Dharmaraja melanjutkan pengulasan Lamdre :
“Berkat menggunakan yang terunggul, dengan nadi sebagai nidana penghimpun nirmanakaya, aksara nadi menghimpun nidana sambhogakaya, loka amerta sebagai penghimpun nidana Dharmakaya, prana sebagai penghimpun nidana Dharmatakaya.”
Kembangkan maitrikaruna, berdana membantu sesama, dapat memperoleh berkah di masa mendatang, ini merupakan sambharamarga ( jalan memupuk bekal bersadhana ). Dalam bhavana, menggunakan mandala tubuh untuk membina diri, ini tergolong sebagai Sadhana Internal. Saat benar-benar menekuni Sadhana Internal, gunakan tubuh diri sendiri yang unggul, gunakan nadi untuk merealisasi nirmanakaya, melalui aksara nadi merealisasi sambhogakaya, melalui loka amerta ( bindu ) merealisasi Dharmakaya, dan penekunan olah prana sebagai nidana Dharmatakaya, keempat jenis tubuh ini merupakan caturkaya Kebuddhaan yang berasal dari nidana terunggul yaitu mandala tubuh, yang membawa pada realisasi caturkaya dari Kebuddhaan.

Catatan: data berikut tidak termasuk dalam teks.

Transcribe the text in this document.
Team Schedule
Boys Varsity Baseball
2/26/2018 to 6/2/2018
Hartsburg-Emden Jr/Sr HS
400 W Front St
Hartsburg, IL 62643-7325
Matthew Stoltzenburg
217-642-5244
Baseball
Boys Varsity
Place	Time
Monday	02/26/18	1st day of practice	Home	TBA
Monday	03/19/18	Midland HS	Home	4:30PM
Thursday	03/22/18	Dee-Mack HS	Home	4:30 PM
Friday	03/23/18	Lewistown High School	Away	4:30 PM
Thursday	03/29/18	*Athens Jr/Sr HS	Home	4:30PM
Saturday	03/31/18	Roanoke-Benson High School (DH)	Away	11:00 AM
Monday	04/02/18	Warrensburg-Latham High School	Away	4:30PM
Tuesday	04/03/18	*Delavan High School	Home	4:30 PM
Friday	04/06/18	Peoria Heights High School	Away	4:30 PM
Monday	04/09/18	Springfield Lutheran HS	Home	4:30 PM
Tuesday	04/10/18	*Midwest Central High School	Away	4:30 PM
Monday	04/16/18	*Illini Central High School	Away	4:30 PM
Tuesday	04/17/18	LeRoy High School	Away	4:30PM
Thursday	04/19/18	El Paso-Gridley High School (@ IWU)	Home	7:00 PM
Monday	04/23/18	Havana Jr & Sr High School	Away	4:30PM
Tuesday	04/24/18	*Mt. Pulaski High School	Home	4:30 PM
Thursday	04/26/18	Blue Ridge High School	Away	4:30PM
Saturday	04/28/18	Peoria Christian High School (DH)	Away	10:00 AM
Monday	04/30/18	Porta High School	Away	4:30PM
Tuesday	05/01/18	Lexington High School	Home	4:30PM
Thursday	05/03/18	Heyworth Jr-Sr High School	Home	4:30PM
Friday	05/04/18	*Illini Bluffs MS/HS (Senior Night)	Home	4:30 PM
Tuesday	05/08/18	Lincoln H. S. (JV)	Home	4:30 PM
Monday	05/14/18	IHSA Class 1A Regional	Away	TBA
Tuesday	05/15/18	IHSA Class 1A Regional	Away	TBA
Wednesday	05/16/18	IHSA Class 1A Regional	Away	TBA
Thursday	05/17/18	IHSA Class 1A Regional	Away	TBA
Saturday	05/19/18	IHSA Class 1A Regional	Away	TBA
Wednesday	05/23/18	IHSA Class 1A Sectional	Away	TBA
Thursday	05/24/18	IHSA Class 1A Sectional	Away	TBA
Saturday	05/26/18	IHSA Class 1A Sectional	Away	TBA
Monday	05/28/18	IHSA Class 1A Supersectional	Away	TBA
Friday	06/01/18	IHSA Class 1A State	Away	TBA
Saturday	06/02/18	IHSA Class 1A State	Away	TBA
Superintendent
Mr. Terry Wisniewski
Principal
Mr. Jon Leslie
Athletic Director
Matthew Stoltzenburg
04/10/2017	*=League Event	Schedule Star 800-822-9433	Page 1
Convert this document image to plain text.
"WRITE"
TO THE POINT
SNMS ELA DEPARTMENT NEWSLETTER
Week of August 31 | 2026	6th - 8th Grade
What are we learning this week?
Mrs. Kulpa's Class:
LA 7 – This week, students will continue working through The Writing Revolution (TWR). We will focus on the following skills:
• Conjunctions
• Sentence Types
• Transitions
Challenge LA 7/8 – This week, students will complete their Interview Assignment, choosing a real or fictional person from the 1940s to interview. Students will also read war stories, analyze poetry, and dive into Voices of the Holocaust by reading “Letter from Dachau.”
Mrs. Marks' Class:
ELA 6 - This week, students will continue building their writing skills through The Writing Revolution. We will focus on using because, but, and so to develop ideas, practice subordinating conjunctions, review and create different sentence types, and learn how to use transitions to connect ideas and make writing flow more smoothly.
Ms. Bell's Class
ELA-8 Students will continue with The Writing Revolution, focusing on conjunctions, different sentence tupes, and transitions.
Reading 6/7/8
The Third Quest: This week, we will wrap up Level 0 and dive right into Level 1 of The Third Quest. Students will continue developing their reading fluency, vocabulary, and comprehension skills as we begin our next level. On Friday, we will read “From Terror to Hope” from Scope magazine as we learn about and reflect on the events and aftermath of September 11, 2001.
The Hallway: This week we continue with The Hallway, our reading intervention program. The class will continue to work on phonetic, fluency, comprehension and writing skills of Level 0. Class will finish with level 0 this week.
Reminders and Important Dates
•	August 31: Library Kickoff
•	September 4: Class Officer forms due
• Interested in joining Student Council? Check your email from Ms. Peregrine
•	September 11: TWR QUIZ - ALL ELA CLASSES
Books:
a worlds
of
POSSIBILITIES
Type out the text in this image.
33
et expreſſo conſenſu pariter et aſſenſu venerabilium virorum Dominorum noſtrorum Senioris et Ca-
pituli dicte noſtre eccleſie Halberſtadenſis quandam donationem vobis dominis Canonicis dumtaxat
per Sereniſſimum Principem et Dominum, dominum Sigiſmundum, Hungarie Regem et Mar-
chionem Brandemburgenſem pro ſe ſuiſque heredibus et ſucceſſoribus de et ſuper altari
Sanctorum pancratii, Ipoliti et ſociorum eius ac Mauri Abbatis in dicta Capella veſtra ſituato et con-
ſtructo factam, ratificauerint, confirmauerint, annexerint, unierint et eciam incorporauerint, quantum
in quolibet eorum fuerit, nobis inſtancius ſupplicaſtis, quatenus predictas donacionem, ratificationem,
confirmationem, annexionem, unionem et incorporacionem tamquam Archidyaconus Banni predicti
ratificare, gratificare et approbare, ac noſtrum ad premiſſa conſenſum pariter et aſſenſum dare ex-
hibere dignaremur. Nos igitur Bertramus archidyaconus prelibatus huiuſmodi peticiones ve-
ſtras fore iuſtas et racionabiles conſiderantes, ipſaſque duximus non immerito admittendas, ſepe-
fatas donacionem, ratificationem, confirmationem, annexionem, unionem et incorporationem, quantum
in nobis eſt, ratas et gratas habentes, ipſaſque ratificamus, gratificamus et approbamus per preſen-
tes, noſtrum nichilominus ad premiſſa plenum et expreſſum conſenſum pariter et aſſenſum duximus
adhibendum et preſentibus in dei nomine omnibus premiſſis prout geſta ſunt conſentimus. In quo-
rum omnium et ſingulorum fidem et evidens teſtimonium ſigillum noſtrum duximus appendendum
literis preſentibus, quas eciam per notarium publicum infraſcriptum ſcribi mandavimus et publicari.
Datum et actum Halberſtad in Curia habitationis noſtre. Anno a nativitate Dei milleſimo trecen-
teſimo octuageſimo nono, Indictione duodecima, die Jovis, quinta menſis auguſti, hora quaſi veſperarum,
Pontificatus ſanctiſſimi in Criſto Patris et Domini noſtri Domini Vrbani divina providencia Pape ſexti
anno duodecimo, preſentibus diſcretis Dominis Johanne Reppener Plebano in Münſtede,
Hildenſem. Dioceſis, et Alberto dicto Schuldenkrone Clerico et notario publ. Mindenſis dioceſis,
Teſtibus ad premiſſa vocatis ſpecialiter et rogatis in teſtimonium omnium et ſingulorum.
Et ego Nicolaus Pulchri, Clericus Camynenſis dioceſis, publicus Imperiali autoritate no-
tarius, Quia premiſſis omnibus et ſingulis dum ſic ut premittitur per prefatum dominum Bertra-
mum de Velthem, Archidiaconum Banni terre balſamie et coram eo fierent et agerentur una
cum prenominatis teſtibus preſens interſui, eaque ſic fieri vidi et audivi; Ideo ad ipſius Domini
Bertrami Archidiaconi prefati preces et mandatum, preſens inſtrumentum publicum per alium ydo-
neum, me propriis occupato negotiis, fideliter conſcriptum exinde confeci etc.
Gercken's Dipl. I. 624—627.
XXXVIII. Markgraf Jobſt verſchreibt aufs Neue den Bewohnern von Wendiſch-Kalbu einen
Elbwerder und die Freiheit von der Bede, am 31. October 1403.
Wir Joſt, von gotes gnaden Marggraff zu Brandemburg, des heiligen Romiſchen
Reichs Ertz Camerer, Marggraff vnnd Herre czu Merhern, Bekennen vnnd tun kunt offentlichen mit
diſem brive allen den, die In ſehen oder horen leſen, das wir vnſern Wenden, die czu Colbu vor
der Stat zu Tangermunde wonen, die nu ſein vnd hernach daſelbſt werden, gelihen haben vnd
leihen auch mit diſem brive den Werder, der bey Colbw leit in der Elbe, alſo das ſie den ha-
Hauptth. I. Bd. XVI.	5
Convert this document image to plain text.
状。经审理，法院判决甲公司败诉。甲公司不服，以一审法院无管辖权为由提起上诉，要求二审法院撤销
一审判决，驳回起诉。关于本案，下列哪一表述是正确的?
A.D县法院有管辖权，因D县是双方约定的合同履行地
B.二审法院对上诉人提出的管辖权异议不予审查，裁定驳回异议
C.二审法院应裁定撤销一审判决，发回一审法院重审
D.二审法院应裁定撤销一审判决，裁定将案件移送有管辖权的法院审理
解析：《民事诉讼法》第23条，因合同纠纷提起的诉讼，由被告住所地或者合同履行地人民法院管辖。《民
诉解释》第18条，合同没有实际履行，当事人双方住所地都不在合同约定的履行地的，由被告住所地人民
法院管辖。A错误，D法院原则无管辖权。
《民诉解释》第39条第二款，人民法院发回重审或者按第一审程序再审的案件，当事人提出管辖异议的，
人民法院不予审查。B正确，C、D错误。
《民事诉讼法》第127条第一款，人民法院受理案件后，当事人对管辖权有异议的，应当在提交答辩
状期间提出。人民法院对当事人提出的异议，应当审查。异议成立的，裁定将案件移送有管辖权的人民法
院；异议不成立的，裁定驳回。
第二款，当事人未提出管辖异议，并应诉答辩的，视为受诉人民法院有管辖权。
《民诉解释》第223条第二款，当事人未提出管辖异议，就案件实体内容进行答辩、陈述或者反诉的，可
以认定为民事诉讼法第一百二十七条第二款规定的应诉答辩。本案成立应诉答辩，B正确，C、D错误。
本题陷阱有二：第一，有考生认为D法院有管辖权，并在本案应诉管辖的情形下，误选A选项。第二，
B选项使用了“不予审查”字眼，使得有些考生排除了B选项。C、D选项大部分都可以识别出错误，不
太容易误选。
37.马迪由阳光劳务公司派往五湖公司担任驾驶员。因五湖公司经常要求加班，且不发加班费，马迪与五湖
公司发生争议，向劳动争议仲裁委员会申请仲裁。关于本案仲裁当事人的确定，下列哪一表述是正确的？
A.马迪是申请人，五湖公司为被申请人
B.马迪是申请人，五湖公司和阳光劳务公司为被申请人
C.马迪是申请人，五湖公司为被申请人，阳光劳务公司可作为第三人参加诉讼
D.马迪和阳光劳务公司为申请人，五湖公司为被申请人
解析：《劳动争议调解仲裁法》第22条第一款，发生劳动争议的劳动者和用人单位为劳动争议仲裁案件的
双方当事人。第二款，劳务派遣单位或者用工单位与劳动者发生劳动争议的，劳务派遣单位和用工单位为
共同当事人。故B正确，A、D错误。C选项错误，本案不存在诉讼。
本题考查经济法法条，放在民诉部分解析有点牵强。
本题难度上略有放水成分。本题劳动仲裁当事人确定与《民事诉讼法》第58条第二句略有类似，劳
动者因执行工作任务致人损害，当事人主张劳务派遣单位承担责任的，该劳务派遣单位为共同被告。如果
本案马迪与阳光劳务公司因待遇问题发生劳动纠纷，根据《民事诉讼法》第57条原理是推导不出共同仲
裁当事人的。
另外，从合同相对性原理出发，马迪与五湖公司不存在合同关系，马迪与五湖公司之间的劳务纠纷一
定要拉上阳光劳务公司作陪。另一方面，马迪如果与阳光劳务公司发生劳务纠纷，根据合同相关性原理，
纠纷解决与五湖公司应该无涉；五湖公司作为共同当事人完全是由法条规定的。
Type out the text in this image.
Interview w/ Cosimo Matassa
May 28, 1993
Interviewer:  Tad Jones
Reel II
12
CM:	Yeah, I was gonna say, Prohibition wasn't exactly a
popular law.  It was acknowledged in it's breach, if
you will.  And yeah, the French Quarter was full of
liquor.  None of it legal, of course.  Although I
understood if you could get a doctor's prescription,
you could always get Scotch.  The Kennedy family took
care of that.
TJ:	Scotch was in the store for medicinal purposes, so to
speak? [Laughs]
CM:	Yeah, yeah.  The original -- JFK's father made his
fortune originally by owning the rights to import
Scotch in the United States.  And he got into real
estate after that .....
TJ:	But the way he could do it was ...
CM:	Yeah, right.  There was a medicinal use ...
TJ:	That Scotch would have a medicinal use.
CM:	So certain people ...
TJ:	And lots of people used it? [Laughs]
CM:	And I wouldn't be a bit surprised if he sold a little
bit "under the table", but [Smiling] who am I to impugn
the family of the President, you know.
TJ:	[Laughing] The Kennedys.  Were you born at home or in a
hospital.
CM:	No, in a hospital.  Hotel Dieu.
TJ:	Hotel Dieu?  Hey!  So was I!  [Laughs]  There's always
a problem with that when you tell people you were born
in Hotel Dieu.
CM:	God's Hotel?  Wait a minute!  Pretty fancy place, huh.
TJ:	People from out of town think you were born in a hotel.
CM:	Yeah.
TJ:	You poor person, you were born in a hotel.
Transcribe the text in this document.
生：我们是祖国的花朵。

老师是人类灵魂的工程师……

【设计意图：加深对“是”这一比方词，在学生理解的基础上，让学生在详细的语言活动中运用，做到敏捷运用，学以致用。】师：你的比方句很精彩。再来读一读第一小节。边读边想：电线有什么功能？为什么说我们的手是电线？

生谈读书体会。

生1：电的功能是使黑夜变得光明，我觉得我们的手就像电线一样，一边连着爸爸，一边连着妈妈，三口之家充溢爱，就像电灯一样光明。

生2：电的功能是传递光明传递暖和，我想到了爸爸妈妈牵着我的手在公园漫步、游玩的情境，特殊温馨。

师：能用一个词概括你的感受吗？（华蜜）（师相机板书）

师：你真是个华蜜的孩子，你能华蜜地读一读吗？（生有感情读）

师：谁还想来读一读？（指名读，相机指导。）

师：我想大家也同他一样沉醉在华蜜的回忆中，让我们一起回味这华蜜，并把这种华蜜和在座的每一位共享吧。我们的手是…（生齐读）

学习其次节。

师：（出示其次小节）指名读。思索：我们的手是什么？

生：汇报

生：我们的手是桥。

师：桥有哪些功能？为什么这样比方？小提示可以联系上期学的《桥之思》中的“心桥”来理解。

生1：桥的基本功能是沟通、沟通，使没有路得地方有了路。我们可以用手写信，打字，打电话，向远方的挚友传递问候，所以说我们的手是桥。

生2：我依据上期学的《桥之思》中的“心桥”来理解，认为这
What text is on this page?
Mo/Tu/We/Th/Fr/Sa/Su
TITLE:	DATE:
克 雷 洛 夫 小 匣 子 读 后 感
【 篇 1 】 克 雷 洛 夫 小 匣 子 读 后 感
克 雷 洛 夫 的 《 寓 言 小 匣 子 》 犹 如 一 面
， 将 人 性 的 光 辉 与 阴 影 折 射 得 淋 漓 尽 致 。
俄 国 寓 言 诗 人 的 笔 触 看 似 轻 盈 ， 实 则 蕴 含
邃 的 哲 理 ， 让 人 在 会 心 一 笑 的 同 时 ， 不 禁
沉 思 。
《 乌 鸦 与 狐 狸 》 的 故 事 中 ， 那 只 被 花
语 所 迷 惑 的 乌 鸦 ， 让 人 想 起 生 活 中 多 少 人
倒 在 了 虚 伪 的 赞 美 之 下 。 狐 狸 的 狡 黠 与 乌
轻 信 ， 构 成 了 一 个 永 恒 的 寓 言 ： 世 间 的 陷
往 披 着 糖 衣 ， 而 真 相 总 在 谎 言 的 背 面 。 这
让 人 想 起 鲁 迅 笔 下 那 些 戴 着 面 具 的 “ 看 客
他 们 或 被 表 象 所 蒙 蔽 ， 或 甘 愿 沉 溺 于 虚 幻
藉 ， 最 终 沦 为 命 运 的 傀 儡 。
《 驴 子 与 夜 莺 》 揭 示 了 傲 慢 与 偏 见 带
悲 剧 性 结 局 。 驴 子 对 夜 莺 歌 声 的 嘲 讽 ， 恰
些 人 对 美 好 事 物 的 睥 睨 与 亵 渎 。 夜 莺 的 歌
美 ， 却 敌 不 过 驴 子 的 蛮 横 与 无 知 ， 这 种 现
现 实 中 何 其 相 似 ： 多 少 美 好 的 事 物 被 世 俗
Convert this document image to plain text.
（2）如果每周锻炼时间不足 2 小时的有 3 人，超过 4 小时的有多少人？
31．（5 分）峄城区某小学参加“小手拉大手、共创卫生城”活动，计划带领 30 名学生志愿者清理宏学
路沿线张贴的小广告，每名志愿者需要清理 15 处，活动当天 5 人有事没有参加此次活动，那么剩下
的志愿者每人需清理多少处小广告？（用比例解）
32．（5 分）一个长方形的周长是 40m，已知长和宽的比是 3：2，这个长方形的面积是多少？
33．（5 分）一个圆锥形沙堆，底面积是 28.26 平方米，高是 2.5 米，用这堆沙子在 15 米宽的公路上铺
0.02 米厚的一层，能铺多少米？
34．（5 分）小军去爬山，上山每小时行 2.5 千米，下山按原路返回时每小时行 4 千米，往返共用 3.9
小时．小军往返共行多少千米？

“2, Apa saja nidana tersebut ; Dalam sloka disebutkan : ‘Realitas dihasilkan oleh nidana’, realitas muncul dari penyerapan tubuh, ucapan, dan pikiran, merupakan awal dari proses mendengar, merenungkan, dan tempat belajar, serta abhiseka dan dhyana-samadhi, yang merupakan realita bagi Yogi suci.”
Realita dihasilkan oleh nidana, proses mendengar dan merenungkan, setelah mendengar Buddhadharma, Anda merenungkannya ; Tempat belajar berarti tempat di mana kita belajar kepada Guru ; Abhiseka merepresentasikan tahapan bhavana, merupakan kewenangan yang diberikan oleh Mulacarya kepada siswa untuk menekuni suatu sadhana dalam tahapan bhavana.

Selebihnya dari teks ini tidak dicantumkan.